4. Notice of Privacy Practices. OCR is considering eliminating or modifying the requirement for providers to make a good faith effort to have individuals sign an acknowledgement of the receipt of the Notice of Privacy Practices. The requests include, among others:

  • An estimate of the costs providers incur in obtaining the written acknowledgement and for a percentage of individuals that do not sign the acknowledgement.
  • How the Notice fits within the provider’s intake process and other paperwork.
  • The purpose for which acknowledgment forms are used by providers.
  • The benefits and drawbacks of removing the acknowledgment requirement.
  • Whether covered entities use a model Notice, and if the use of a model Notice should deem a covered entity compliant with Notice requirements.

The RFI’s final question is open-ended, inviting additional recommendations to revise the HIPAA rules to reduce regulatory burdens and promote coordinated care.

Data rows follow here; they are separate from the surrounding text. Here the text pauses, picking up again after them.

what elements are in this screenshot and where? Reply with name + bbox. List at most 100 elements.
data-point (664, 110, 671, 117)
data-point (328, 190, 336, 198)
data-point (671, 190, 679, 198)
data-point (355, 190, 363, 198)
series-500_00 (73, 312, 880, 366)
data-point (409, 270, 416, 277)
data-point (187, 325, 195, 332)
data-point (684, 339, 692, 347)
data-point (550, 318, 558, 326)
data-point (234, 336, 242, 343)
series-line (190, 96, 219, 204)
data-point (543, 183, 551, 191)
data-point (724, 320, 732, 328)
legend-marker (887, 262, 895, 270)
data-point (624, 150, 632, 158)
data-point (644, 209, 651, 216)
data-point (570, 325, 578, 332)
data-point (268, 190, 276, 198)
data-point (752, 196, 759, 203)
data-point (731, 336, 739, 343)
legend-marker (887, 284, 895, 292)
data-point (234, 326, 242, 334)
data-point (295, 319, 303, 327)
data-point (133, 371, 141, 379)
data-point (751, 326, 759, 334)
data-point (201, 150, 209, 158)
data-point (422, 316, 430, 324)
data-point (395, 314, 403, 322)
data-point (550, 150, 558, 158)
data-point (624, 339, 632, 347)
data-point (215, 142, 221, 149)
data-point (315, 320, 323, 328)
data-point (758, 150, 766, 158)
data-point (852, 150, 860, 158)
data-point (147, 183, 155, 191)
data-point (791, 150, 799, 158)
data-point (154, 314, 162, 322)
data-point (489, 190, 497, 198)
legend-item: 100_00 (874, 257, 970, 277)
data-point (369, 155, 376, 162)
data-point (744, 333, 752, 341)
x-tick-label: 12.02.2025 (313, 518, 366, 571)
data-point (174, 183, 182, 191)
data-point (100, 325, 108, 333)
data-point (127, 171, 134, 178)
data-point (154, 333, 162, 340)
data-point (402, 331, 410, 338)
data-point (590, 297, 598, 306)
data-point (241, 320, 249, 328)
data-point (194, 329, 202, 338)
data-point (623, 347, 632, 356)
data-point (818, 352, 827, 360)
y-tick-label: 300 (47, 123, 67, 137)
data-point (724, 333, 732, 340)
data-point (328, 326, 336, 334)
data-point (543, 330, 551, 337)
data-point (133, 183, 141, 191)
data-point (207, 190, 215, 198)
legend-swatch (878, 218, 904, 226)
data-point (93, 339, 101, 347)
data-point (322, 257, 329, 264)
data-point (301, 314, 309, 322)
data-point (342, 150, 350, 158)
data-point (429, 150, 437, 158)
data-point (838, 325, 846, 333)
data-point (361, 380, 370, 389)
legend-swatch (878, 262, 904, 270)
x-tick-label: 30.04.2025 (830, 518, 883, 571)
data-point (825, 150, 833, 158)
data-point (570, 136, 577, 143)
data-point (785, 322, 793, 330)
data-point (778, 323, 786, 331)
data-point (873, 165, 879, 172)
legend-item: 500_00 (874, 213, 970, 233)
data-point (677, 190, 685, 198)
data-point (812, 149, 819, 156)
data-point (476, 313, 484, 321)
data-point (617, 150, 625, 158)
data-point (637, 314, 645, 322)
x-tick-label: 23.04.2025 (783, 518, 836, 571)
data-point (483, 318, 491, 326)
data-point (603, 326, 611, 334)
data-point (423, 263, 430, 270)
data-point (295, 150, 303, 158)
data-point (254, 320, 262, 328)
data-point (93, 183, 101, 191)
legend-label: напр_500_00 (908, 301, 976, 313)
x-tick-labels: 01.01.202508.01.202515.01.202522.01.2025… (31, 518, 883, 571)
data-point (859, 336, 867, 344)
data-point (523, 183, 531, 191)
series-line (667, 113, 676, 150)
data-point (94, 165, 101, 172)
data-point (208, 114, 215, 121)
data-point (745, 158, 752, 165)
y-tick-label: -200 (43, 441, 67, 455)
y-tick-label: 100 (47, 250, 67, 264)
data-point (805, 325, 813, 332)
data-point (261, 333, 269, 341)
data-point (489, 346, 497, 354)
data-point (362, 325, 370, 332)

We encourage those interested in these topics to read and respond to the RFI. We also encourage those who experience pain points with HIPAA compliance to use the RFI as an opportunity to provide feedback to OCR on how HIPAA can be modified to ease these burdens.

Individuals or organizations who are interested in submitting information in response to the RFI should follow the instructions under the heading “Addresses.” Comments are due on or before February 12, 2019.